Note : Rapport provenant d'une seule source ; en attente de corroboration.

L’Organisation des Nations Unies pour l’alimentation et l’agriculture (FAO) et le Programme alimentaire mondial (PAM) ont publié un rapport sur les zones critiques de la faim, identifiant 13 pays et territoires où l’insécurité alimentaire devrait s’aggraver entre juin et novembre 2026. Le Soudan, le Soudan du Sud, le Yémen et la Palestine restent les zones les plus critiques, tandis que le Nigéria et la Somalie ont été ajoutés à la catégorie à risque le plus élevé en raison des préoccupations liées à la famine, selon le rapport.

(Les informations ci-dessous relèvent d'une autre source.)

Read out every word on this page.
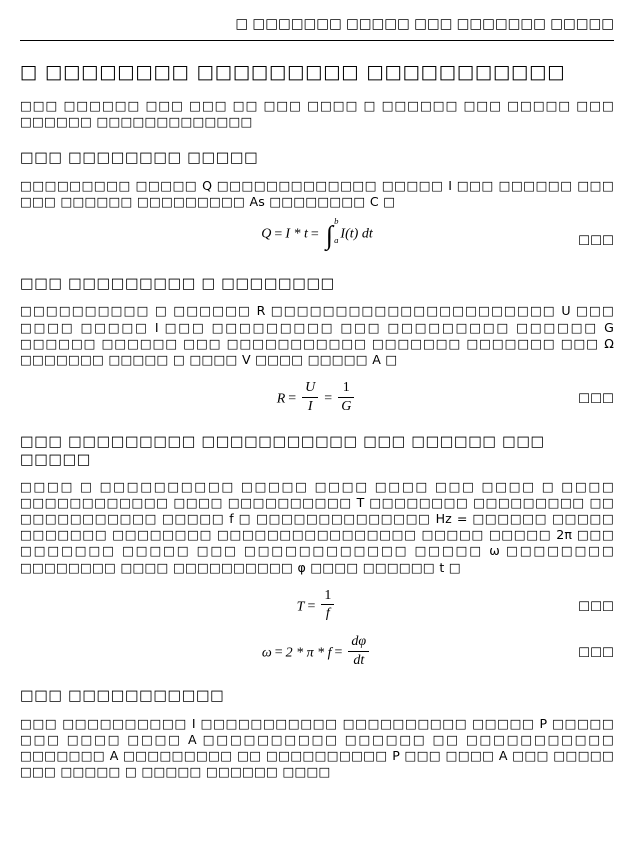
□ □□□□□□□ □□□□□ □□□ □□□□□□□ □□□□□
□ □□□□□□□□ □□□□□□□□□ □□□□□□□□□□□

□□□ □□□□□□ □□□ □□□ □□ □□□ □□□□ □ □□□□□□ □□□ □□□□□ □□□ □□□□□□ □□□□□□□□□□□□□

□□□ □□□□□□□□ □□□□□

□□□□□□□□□ □□□□□ Q □□□□□□□□□□□□□ □□□□□ I □□□ □□□□□□ □□□ □□□ □□□□□□ □□□□□□□□□ As □□□□□□□□ C □

Q = I * t = ∫ b
a I(t) dt	□□□
□□□ □□□□□□□□□ □ □□□□□□□□

□□□□□□□□□□ □ □□□□□□ R □□□□□□□□□□□□□□□□□□□□□□ U □□□ □□□□ □□□□□ I □□□ □□□□□□□□□ □□□ □□□□□□□□□ □□□□□□ G □□□□□□ □□□□□□ □□□ □□□□□□□□□□□ □□□□□□□ □□□□□□□ □□□ Ω □□□□□□□ □□□□□ □ □□□□ V □□□□ □□□□□ A □

$R = \frac{U}{I} = \frac{1}{G}$	□□□
□□□ □□□□□□□□□ □□□□□□□□□□□ □□□ □□□□□□ □□□ □□□□□

□□□□ □ □□□□□□□□□□ □□□□□ □□□□ □□□□ □□□ □□□□ □ □□□□ □□□□□□□□□□□□ □□□□ □□□□□□□□□□ T □□□□□□□□ □□□□□□□□□ □□ □□□□□□□□□□□ □□□□□ f □ □□□□□□□□□□□□□□ Hz = □□□□□□ □□□□□ □□□□□□□ □□□□□□□□ □□□□□□□□□□□□□□□□ □□□□□ □□□□□ 2π □□□ □□□□□□□ □□□□□ □□□ □□□□□□□□□□□□ □□□□□ ω □□□□□□□□ □□□□□□□□ □□□□ □□□□□□□□□□ φ □□□□ □□□□□□ t □

$T = \frac{1}{f}$	□□□
$\omega = 2 * \pi * f = \frac{d\varphi}{dt}$	□□□
□□□ □□□□□□□□□□□

□□□ □□□□□□□□□□ I □□□□□□□□□□□ □□□□□□□□□□ □□□□□ P □□□□□ □□□ □□□□ □□□□ A □□□□□□□□□□ □□□□□□ □□ □□□□□□□□□□□ □□□□□□□ A □□□□□□□□□ □□ □□□□□□□□□□ P □□□ □□□□ A □□□ □□□□□ □□□ □□□□□ □ □□□□□ □□□□□□ □□□□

Dans 12 des 13 zones critiques, les conflits sont cités comme la principale cause de la faim. Le directeur exécutif par intérim du PAM, Carl Skau, a déclaré que les conflits en cours et les chocs qui en découlent contraignent les familles à prendre des décisions difficiles concernant la répartition des aliments au sein des foyers.

Le rapport constate une forte baisse des financements humanitaires, le soutien à l'aide alimentaire, aux programmes agricoles d'urgence et aux interventions nutritionnelles dans les zones de crise ayant diminué d'environ 59 % entre 2022 et 2025. Environ 266 millions de personnes dans ces pays sont confrontées à une grave insécurité alimentaire.

Le Soudan est confronté à la pire crise alimentaire au monde, avec des risques de famine persistants dans des régions comme le Darfour et le Kordofan du Sud, qui ont touché près de 20 millions de personnes en début d'année. Le Yémen continue de connaître l'une des pires crises alimentaires mondiales, avec des estimations faisant état de plus de 18 millions de personnes menacées de graves pénuries alimentaires. En Palestine, la situation à Gaza demeure fragile malgré une certaine amélioration après le cessez-le-feu de 2025, plus de 1,6 million de personnes ayant auparavant été évaluées comme ayant un besoin urgent d'aide alimentaire. Le Nigéria et la Somalie ont été classés dans la catégorie de risque la plus élevée en raison de la sécheresse, des conflits et des mauvaises récoltes.

Le rapport met également en garde contre l'aggravation de l'insécurité alimentaire due aux chocs économiques et à la variabilité climatique. Les perturbations potentielles liées au conflit au Moyen-Orient et aux récentes épidémies d'Ebola dans l'est de la République démocratique du Congo pourraient limiter davantage l'accès humanitaire et nuire aux marchés. La Directrice générale adjointe de la FAO, Beth Bechdol, a souligné la nécessité d'interventions rapides et à grande échelle, notamment un soutien agricole d'urgence, afin d'aider les familles à maintenir leur production alimentaire et à réduire leur dépendance à l'égard de l'aide humanitaire.